I'm Still Here, o suposto documentário sobre um actor desalinhado em "reinvenção criativa" já está nos cinemas dos Estados Unidos. Ontem, o seu realizador confirmou as suspeitas: é afinal uma ficção em registo de documentário. E assim se discute porque gostamos tanto de celebridades, da sua pretensa realidade e do género "mockumentary"

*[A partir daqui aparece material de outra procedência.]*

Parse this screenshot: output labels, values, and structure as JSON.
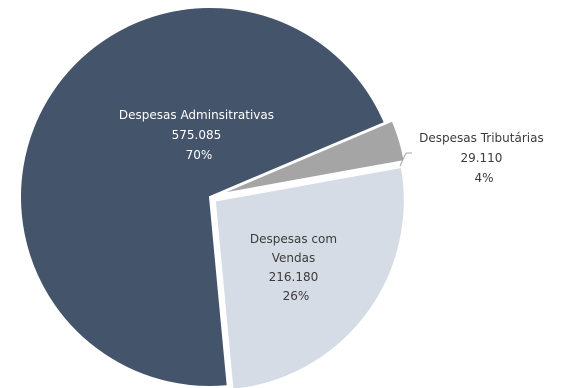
{
  "chart_data": {
    "type": "pie",
    "slices": [
      {
        "name": "Despesas Adminsitrativas",
        "value_label": "575.085",
        "value": 575085,
        "percent_label": "70%",
        "percent": 70,
        "color": "#44546a"
      },
      {
        "name": "Despesas Tributárias",
        "value_label": "29.110",
        "value": 29110,
        "percent_label": "4%",
        "percent": 4,
        "color": "#a5a5a5"
      },
      {
        "name": "Despesas com Vendas",
        "value_label": "216.180",
        "value": 216180,
        "percent_label": "26%",
        "percent": 26,
        "color": "#d6dce5"
      }
    ],
    "labels": {
      "admin": {
        "lines": [
          "Despesas Adminsitrativas",
          "575.085",
          "70%"
        ]
      },
      "tributarias": {
        "lines": [
          "Despesas Tributárias",
          "29.110",
          "4%"
        ]
      },
      "vendas": {
        "lines": [
          "Despesas com",
          "Vendas",
          "216.180",
          "26%"
        ]
      }
    }
  }
}
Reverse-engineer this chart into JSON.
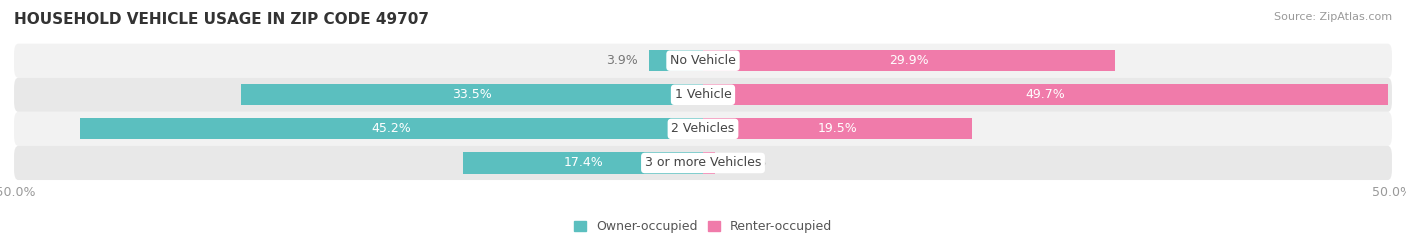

O mágico revelou o seu truque e a verdade está cá fora. Uma semana depois da estreia de I'm Still Here nas salas americanas e no dia em que o filme se estreou no Reino Unido, Casey Affleck revelou-se: o seu filme é mesmo um mockumentary, Joaquin Phoenix estava mesmo a criar com o cunhado realizador uma peça de performance art sobre um actor decadente que queria ser rapper. Retrato de uma cultura obcecada pelas celebridades, piada pouco private sobre os bastidores de Hollywood, atestado de uma cómica malaise século XXI.
"Nunca tive a intenção de enganar alguém. A ideia de um ‘engodo' nunca me passou pela cabeça", diz Affleck ao New York Times. Mas fez, como disse sexta-feira ao jornal, um exemplo de "cinema gonzo", o estilo inaugurado pela mescla de factos e ficção e uma pitada de subversão de Hunter S. Thompson. A ideia era documentar a queda de uma estrela, o seu desligamento da realidade, os ares de superioridade face aos outros, o Hades da celebridade. Uma das inspirações do realizador foi, adequadamente, Inferno, de Dante Alighieri. E frisa que Phoenix tem aqui "uma actuação extraordinária, a actuação da sua carreira".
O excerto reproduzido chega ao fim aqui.